どんでん返しのミステリー・サスペンス作品といえば、やっぱり中山七里先生ですよね。
驚異的なスピードで執筆しているので「中山七里は中山一里、二里…と7人いる」説もあるほど。その驚異的な執筆スタイルはYouTube番組「有隣堂しか知らない世界」でまるっと観られますよ。ほんと、驚愕…。
Audibleにあるものはほぼ読んだ(聴いた)のですが、ジャンルも幅広く、キャラクターが全員どろどろ濃厚どろソース風味。本作も含めて、映像化されているものが多いのにも納得です。
今回読んだ「セイレーンの懺悔」は、音でもキャラクターの区別がしやすく、おすすめの1作。
<あらすじ>
マスコミは人の不幸を娯楽にする怪物なのか。
葛飾区で女子高生誘拐事件が発生し、不祥事により番組存続の危機にさらされた帝都テレビ「アフタヌーンJAPAN」の里谷太一と朝倉多香美は、起死回生のスクープを狙って奔走する。

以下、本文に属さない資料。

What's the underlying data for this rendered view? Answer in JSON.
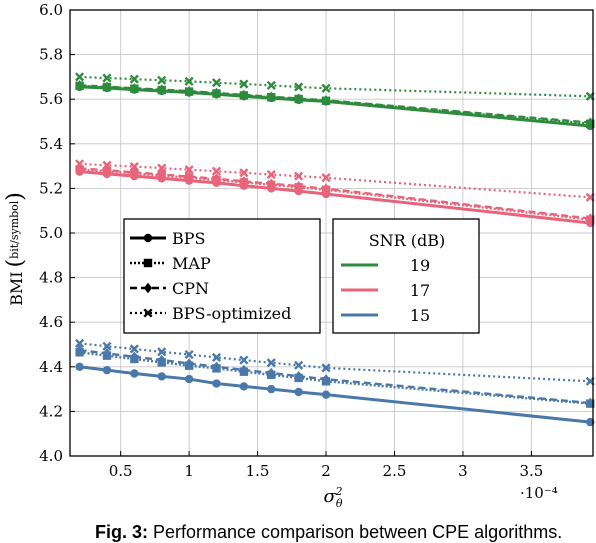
{
  "chart_data": {
    "type": "line",
    "title": "",
    "xlabel": "σθ²",
    "ylabel": "BMI",
    "ylabel_unit": "bit/symbol",
    "x_multiplier_label": "·10⁻⁴",
    "xlim": [
      0.13,
      3.95
    ],
    "ylim": [
      4.0,
      6.0
    ],
    "xticks": [
      "0.5",
      "1",
      "1.5",
      "2",
      "2.5",
      "3",
      "3.5"
    ],
    "yticks": [
      "4.0",
      "4.2",
      "4.4",
      "4.6",
      "4.8",
      "5.0",
      "5.2",
      "5.4",
      "5.6",
      "5.8",
      "6.0"
    ],
    "grid": true,
    "legend_methods_title": "",
    "legend_methods": [
      "BPS",
      "MAP",
      "CPN",
      "BPS-optimized"
    ],
    "legend_snr_title": "SNR (dB)",
    "legend_snr": [
      "19",
      "17",
      "15"
    ],
    "colors": {
      "19": "#2e8b3e",
      "17": "#e8647a",
      "15": "#4a78a8"
    },
    "x": [
      0.2,
      0.4,
      0.6,
      0.8,
      1.0,
      1.2,
      1.4,
      1.6,
      1.8,
      2.0,
      3.93
    ],
    "series": [
      {
        "name": "BPS",
        "snr": "19",
        "marker": "circle",
        "values": [
          5.655,
          5.65,
          5.643,
          5.637,
          5.63,
          5.622,
          5.613,
          5.605,
          5.597,
          5.59,
          5.48
        ]
      },
      {
        "name": "MAP",
        "snr": "19",
        "marker": "square",
        "values": [
          5.66,
          5.654,
          5.647,
          5.641,
          5.634,
          5.626,
          5.617,
          5.609,
          5.601,
          5.593,
          5.49
        ]
      },
      {
        "name": "CPN",
        "snr": "19",
        "marker": "diamond",
        "values": [
          5.662,
          5.656,
          5.649,
          5.643,
          5.636,
          5.628,
          5.619,
          5.611,
          5.603,
          5.595,
          5.495
        ]
      },
      {
        "name": "BPS-optimized",
        "snr": "19",
        "marker": "cross",
        "values": [
          5.7,
          5.695,
          5.69,
          5.685,
          5.68,
          5.674,
          5.668,
          5.662,
          5.655,
          5.649,
          5.613
        ]
      },
      {
        "name": "BPS",
        "snr": "17",
        "marker": "circle",
        "values": [
          5.275,
          5.265,
          5.255,
          5.245,
          5.235,
          5.225,
          5.212,
          5.2,
          5.188,
          5.175,
          5.045
        ]
      },
      {
        "name": "MAP",
        "snr": "17",
        "marker": "square",
        "values": [
          5.285,
          5.276,
          5.267,
          5.257,
          5.248,
          5.238,
          5.227,
          5.216,
          5.205,
          5.194,
          5.06
        ]
      },
      {
        "name": "CPN",
        "snr": "17",
        "marker": "diamond",
        "values": [
          5.29,
          5.281,
          5.272,
          5.262,
          5.253,
          5.243,
          5.232,
          5.221,
          5.21,
          5.199,
          5.065
        ]
      },
      {
        "name": "BPS-optimized",
        "snr": "17",
        "marker": "cross",
        "values": [
          5.31,
          5.304,
          5.298,
          5.291,
          5.284,
          5.277,
          5.27,
          5.262,
          5.255,
          5.248,
          5.16
        ]
      },
      {
        "name": "BPS",
        "snr": "15",
        "marker": "circle",
        "values": [
          4.4,
          4.385,
          4.37,
          4.357,
          4.345,
          4.325,
          4.312,
          4.3,
          4.287,
          4.275,
          4.152
        ]
      },
      {
        "name": "MAP",
        "snr": "15",
        "marker": "square",
        "values": [
          4.465,
          4.45,
          4.435,
          4.42,
          4.405,
          4.393,
          4.378,
          4.364,
          4.35,
          4.335,
          4.235
        ]
      },
      {
        "name": "CPN",
        "snr": "15",
        "marker": "diamond",
        "values": [
          4.475,
          4.46,
          4.445,
          4.43,
          4.415,
          4.4,
          4.386,
          4.372,
          4.358,
          4.344,
          4.238
        ]
      },
      {
        "name": "BPS-optimized",
        "snr": "15",
        "marker": "cross",
        "values": [
          4.505,
          4.492,
          4.48,
          4.467,
          4.455,
          4.442,
          4.43,
          4.418,
          4.407,
          4.395,
          4.335
        ]
      }
    ]
  },
  "caption": {
    "label": "Fig. 3:",
    "text": "Performance comparison between CPE algorithms."
  }
}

しかし、多香美が廃工場で目撃したのは、暴行を受け、無惨にも顔を焼かれた被害者・東良綾香の遺体だった。綾香が“いじめられていた”という証言から浮かび上がる、少年少女のグループ。主犯格と思われる少女は、6年前の小学生連続レイプ事件の犠牲者だった……。
マスコミは、被害者の哀しみを娯楽にし、不幸を拡大再生産する怪物なのか。
多香美が辿り着く、警察が公表できない、法律が裁けない真実とは——
「報道」のタブーに切り込む、怒濤のノンストップ・ミステリ。
私も事件現場ではないですが、マスコミと呼ばれるものの枠内では仕事をしていて、実はもやっとする場面に遭遇することは結構あります。
1つは、「メディアだからってそんなに偉いのかな?」という言動をする人や、都合の良い論理を振りかざす人に遭遇すること。残念ながら「マスゴミ」という言葉に反論できないような仕事ぶりをしている人は実際にいます。自分にできることはそういう人を見てもちゃんと手続きを踏んで、伝えるべき本当のことを伝えることにこだわっていますが。情報誌出身なので、取材相手には原稿確認を出すスタイルで育ってきているので、取材した「真実」を忖度なしにそのまま伝える「報道」という観点とはそもそもが違うのも事実なのですが。
もう1つが、現場を見ていないのに、ネット上であれこれ勝手に書き散らしている言葉です。取材で10見ても、そこから媒体のターゲットに合わせて半分ぐらいピックアップし、さらに順番を入れ替えたり、表現を変えたりしながら伝えるのがライターのお仕事。10のなかにもない話が突如ネットに想像だけで浮かび上がってきて、それが勝手に広まってしまったりするのを見ると、やるせない気分になります。
この小説は、主人公のテレビ局のニュース番組の報道記者の女性が主人公ですが、常に一緒に行動している先輩記者の男性の視線で時折訂正が入ります。ただ、教えてくれないことが半分。そう、同じ現場にいても、見ているものは同じでも、見えているものが違うのです。まずは、そこから生じるズレ。さらに、事件を担当する刑事、被害者を取り囲む人々、それぞれが見たもの・見えたものによって行動の論理が違ってくる。仕事をするうえで、物事をどう見るかは、メディアに関わるものとしてやはり大切にしなくてはならないと強く思わされる作品でした。